Das setze auch die Sozialdemokratie unter Druck und ziehe die Debatte nach links. »Viele Menschen erwarten von der Politik keine Verbesserungen für ihr Leben mehr. Wir müssen ihnen durch gute praktische Arbeit vor Ort Brücken bauen und zeigen, dass wir ihre Interessen anpacken«, so die Überzeugung des Niederländers Hans van Heijningen von der Sozialistischen Partei (SP).

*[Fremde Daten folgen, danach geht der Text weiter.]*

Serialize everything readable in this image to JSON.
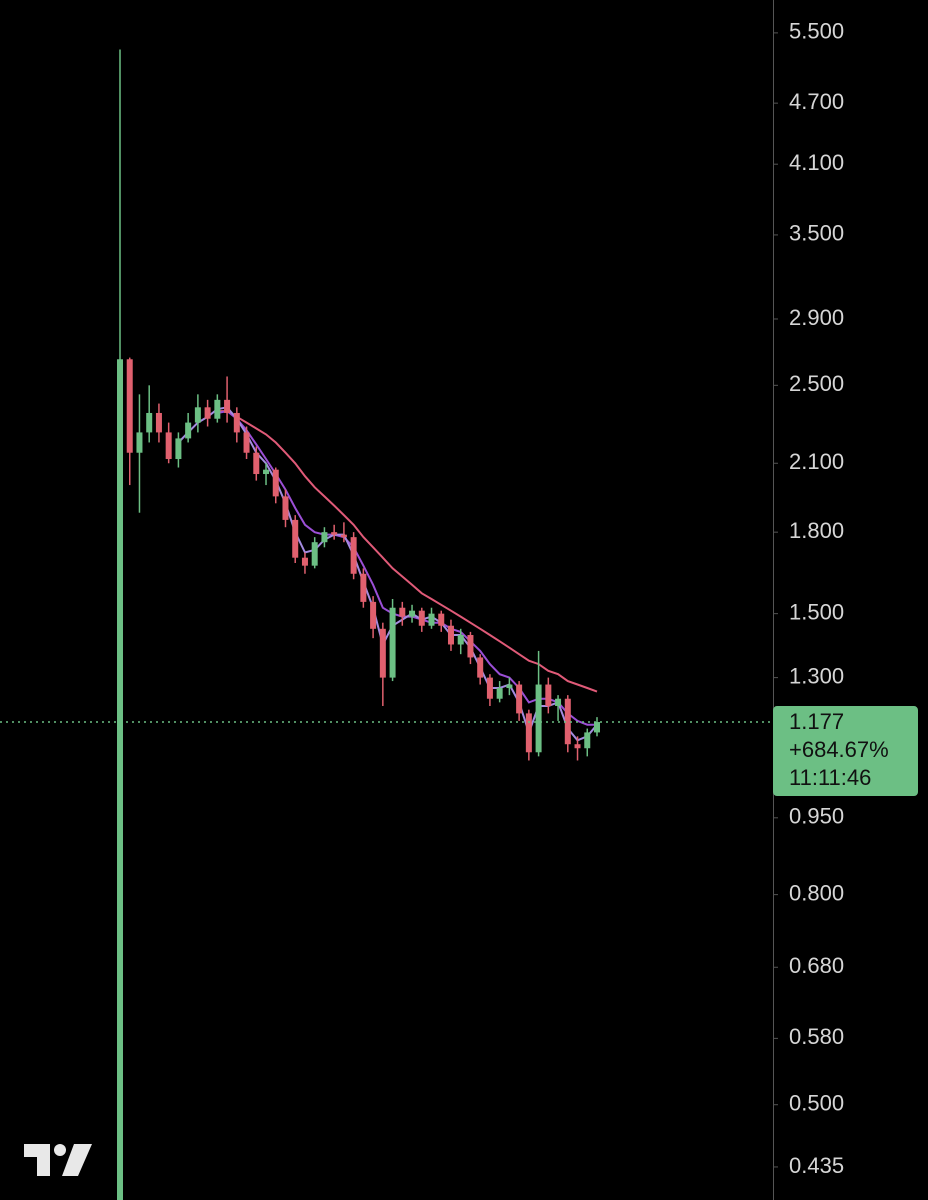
{
  "chart_data": {
    "type": "candlestick",
    "log_scale": true,
    "ylim": [
      0.404,
      5.92
    ],
    "yticks": [
      {
        "value": 5.5,
        "label": "5.500"
      },
      {
        "value": 4.7,
        "label": "4.700"
      },
      {
        "value": 4.1,
        "label": "4.100"
      },
      {
        "value": 3.5,
        "label": "3.500"
      },
      {
        "value": 2.9,
        "label": "2.900"
      },
      {
        "value": 2.5,
        "label": "2.500"
      },
      {
        "value": 2.1,
        "label": "2.100"
      },
      {
        "value": 1.8,
        "label": "1.800"
      },
      {
        "value": 1.5,
        "label": "1.500"
      },
      {
        "value": 1.3,
        "label": "1.300"
      },
      {
        "value": 0.95,
        "label": "0.950"
      },
      {
        "value": 0.8,
        "label": "0.800"
      },
      {
        "value": 0.68,
        "label": "0.680"
      },
      {
        "value": 0.58,
        "label": "0.580"
      },
      {
        "value": 0.5,
        "label": "0.500"
      },
      {
        "value": 0.435,
        "label": "0.435"
      }
    ],
    "up_color": "#6cbf84",
    "down_color": "#e0606e",
    "open": [
      0.4,
      2.65,
      2.15,
      2.25,
      2.35,
      2.25,
      2.12,
      2.22,
      2.3,
      2.38,
      2.32,
      2.42,
      2.35,
      2.25,
      2.15,
      2.05,
      2.07,
      1.95,
      1.85,
      1.7,
      1.67,
      1.76,
      1.8,
      1.79,
      1.78,
      1.64,
      1.54,
      1.45,
      1.3,
      1.52,
      1.49,
      1.51,
      1.46,
      1.5,
      1.46,
      1.4,
      1.43,
      1.36,
      1.3,
      1.24,
      1.27,
      1.28,
      1.2,
      1.1,
      1.28,
      1.22,
      1.24,
      1.12,
      1.11,
      1.15
    ],
    "high": [
      5.3,
      2.66,
      2.45,
      2.5,
      2.4,
      2.3,
      2.25,
      2.35,
      2.45,
      2.42,
      2.45,
      2.55,
      2.38,
      2.28,
      2.18,
      2.1,
      2.08,
      1.98,
      1.87,
      1.72,
      1.78,
      1.82,
      1.83,
      1.84,
      1.8,
      1.66,
      1.56,
      1.47,
      1.55,
      1.54,
      1.53,
      1.52,
      1.52,
      1.51,
      1.48,
      1.45,
      1.44,
      1.37,
      1.31,
      1.29,
      1.3,
      1.29,
      1.21,
      1.38,
      1.3,
      1.25,
      1.25,
      1.14,
      1.16,
      1.19
    ],
    "low": [
      0.4,
      2.0,
      1.88,
      2.2,
      2.2,
      2.1,
      2.08,
      2.2,
      2.25,
      2.28,
      2.3,
      2.3,
      2.2,
      2.12,
      2.02,
      2.0,
      1.92,
      1.82,
      1.68,
      1.64,
      1.66,
      1.74,
      1.77,
      1.76,
      1.62,
      1.52,
      1.42,
      1.22,
      1.29,
      1.46,
      1.47,
      1.44,
      1.45,
      1.44,
      1.38,
      1.37,
      1.34,
      1.28,
      1.22,
      1.23,
      1.25,
      1.18,
      1.08,
      1.09,
      1.2,
      1.18,
      1.1,
      1.08,
      1.09,
      1.14
    ],
    "close": [
      2.65,
      2.15,
      2.25,
      2.35,
      2.25,
      2.12,
      2.22,
      2.3,
      2.38,
      2.32,
      2.42,
      2.35,
      2.25,
      2.15,
      2.05,
      2.07,
      1.95,
      1.85,
      1.7,
      1.67,
      1.76,
      1.8,
      1.79,
      1.78,
      1.64,
      1.54,
      1.45,
      1.3,
      1.52,
      1.49,
      1.51,
      1.46,
      1.5,
      1.46,
      1.4,
      1.43,
      1.36,
      1.3,
      1.24,
      1.27,
      1.28,
      1.2,
      1.1,
      1.28,
      1.22,
      1.24,
      1.12,
      1.11,
      1.15,
      1.177
    ],
    "lines": [
      {
        "color": "#e05a78",
        "values": [
          null,
          null,
          null,
          null,
          null,
          null,
          null,
          null,
          null,
          null,
          2.36,
          2.36,
          2.33,
          2.3,
          2.27,
          2.24,
          2.2,
          2.15,
          2.1,
          2.04,
          1.99,
          1.95,
          1.91,
          1.87,
          1.83,
          1.78,
          1.74,
          1.7,
          1.66,
          1.63,
          1.6,
          1.57,
          1.55,
          1.53,
          1.51,
          1.49,
          1.47,
          1.45,
          1.43,
          1.41,
          1.39,
          1.37,
          1.35,
          1.34,
          1.32,
          1.31,
          1.29,
          1.28,
          1.27,
          1.26
        ]
      },
      {
        "color": "#9b4fd6",
        "values": [
          null,
          null,
          null,
          null,
          null,
          null,
          null,
          null,
          null,
          null,
          2.35,
          2.36,
          2.32,
          2.26,
          2.19,
          2.12,
          2.05,
          1.98,
          1.9,
          1.83,
          1.8,
          1.79,
          1.79,
          1.78,
          1.74,
          1.67,
          1.6,
          1.52,
          1.5,
          1.49,
          1.49,
          1.48,
          1.47,
          1.47,
          1.45,
          1.44,
          1.41,
          1.38,
          1.34,
          1.31,
          1.3,
          1.27,
          1.23,
          1.24,
          1.24,
          1.23,
          1.2,
          1.18,
          1.17,
          1.17
        ]
      },
      {
        "color": "#a48be0",
        "values": [
          null,
          null,
          null,
          null,
          null,
          null,
          2.2,
          2.25,
          2.3,
          2.33,
          2.37,
          2.38,
          2.32,
          2.24,
          2.15,
          2.1,
          2.02,
          1.92,
          1.8,
          1.72,
          1.73,
          1.77,
          1.79,
          1.79,
          1.71,
          1.61,
          1.52,
          1.4,
          1.46,
          1.48,
          1.5,
          1.48,
          1.49,
          1.47,
          1.43,
          1.43,
          1.39,
          1.33,
          1.27,
          1.27,
          1.28,
          1.23,
          1.15,
          1.22,
          1.22,
          1.23,
          1.16,
          1.13,
          1.14,
          1.17
        ]
      }
    ],
    "price_label": {
      "value": 1.177,
      "change": "+684.67%",
      "time": "11:11:46",
      "color": "#6cbf84"
    }
  }
}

Bei der jüngsten Oberbürgermeisterwahl, die mit einem klaren Sieg des SPD-Amtsinhabers Peter Feldmann und einem Achtungserfolg für die LINKE-Kandidatin Janine Wissler in der ersten Runde endete, hielt sich die Frankfurter AfD zurück. Sie hatte keinen Kandidaten aufgestellt, zumal das rechte und nationalistische Spektrum im ersten Wahlgang vom forsch auftretenden Ex-Dezernenten Volker Stein bedient wurde, der als unabhängiger Kandidat mit migrationsfeindlichen und Law-and-Order-Parolen auf Stimmenfang ging und in seiner finanziell üppig ausgestatteten Kampagne Hoffnung auf Einzug in die Stichwahl schürte. Die mageren 5,9 Prozent deuten indes darauf hin, dass rassistische und nationalistische Parolen kein Selbstläufer sind oder gar zweistellige Wahlergebnisse garantieren, wenn soziale Fragen im Mittelpunkt der Debatte stehen.